On Fri, 2009-03-27 at 20:38 +0300, Gregory Petrosyan wrote:
On Fri, Mar 27, 2009 at 7:31 PM, Donn Cave
wrote: Quoth John Lato
, An exception is caused by some sort of interaction with the run-time system (frequently a hardware issue). The programmer typically can't check for these in advance, but can only attempt to recover after they've happened.
An error is some sort of bug that should be fixed by the programmer.
I have never felt that I really understood that one.
Me too :-)
BTW, John, how often do you encounter _hardware_ issues compared to "errors"?
Can't speak for anyone else, but I usually encounter hardware issues just before I replace the hardware...
Is an "out of memory" thing an error or exception? You will say "exception, for sure", wouldn't you? :-)
No. GHC possesses an out-of-memory exception that (IIRC) it never throws, because it's simply not worth trying to recover from heap exhaustion.
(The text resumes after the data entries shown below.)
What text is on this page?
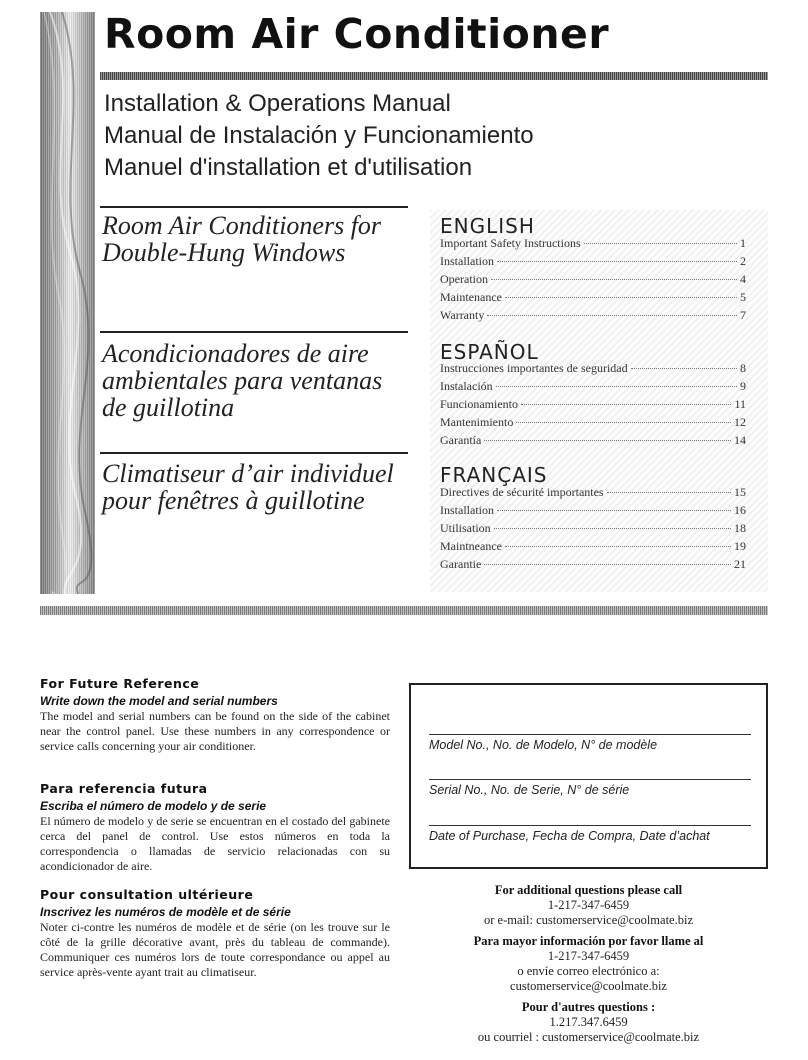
Room Air Conditioner
Installation & Operations Manual
Manual de Instalación y Funcionamiento
Manuel d'installation et d'utilisation
Room Air Conditioners for
Double-Hung Windows
Acondicionadores de aire
ambientales para ventanas
de guillotina
Climatiseur d’air individuel
pour fenêtres à guillotine
ENGLISH
Important Safety Instructions	1
Installation	2
Operation	4
Maintenance	5
Warranty	7
ESPAÑOL
Instrucciones importantes de seguridad	8
Instalación	9
Funcionamiento	11
Mantenimiento	12
Garantía	14
FRANÇAIS
Directives de sécurité importantes	15
Installation	16
Utilisation	18
Maintneance	19
Garantie	21
For Future Reference
Write down the model and serial numbers
The model and serial numbers can be found on the side of the cabinet near the control panel. Use these numbers in any correspondence or service calls concerning your air conditioner.
Para referencia futura
Escriba el número de modelo y de serie
El número de modelo y de serie se encuentran en el costado del gabinete cerca del panel de control. Use estos números en toda la correspondencia o llamadas de servicio relacionadas con su acondicionador de aire.
Pour consultation ultérieure
Inscrivez les numéros de modèle et de série
Noter ci-contre les numéros de modèle et de série (on les trouve sur le côté de la grille décorative avant, près du tableau de commande). Communiquer ces numéros lors de toute correspondance ou appel au service après-vente ayant trait au climatiseur.
Model No., No. de Modelo, N° de modèle
Serial No., No. de Serie, N° de série
Date of Purchase, Fecha de Compra, Date d’achat
For additional questions please call
1-217-347-6459
or e-mail: customerservice@coolmate.biz
Para mayor información por favor llame al
1-217-347-6459
o envíe correo electrónico a:
customerservice@coolmate.biz
Pour d'autres questions :
1.217.347.6459
ou courriel : customerservice@coolmate.biz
Maybe 20 years ago it was, but these days a program that manages to exhaust space is almost certainly either buggy or poorly optimized. An `error' is any condition where the correct response is for the programmer to change the source code :)
And if it is a result of applying known-to-be-very-memory-hungry algorithms to non-trivial input? Looks like programmer's error, doesn't it?
See above.
And I think I can provide lots of similar examples.
If there exists separation between errors and exceptions, it should be very strong and evident — otherwise "casual programmers" like myself will need to stare at the ceiling every time they write something to decide what suits best.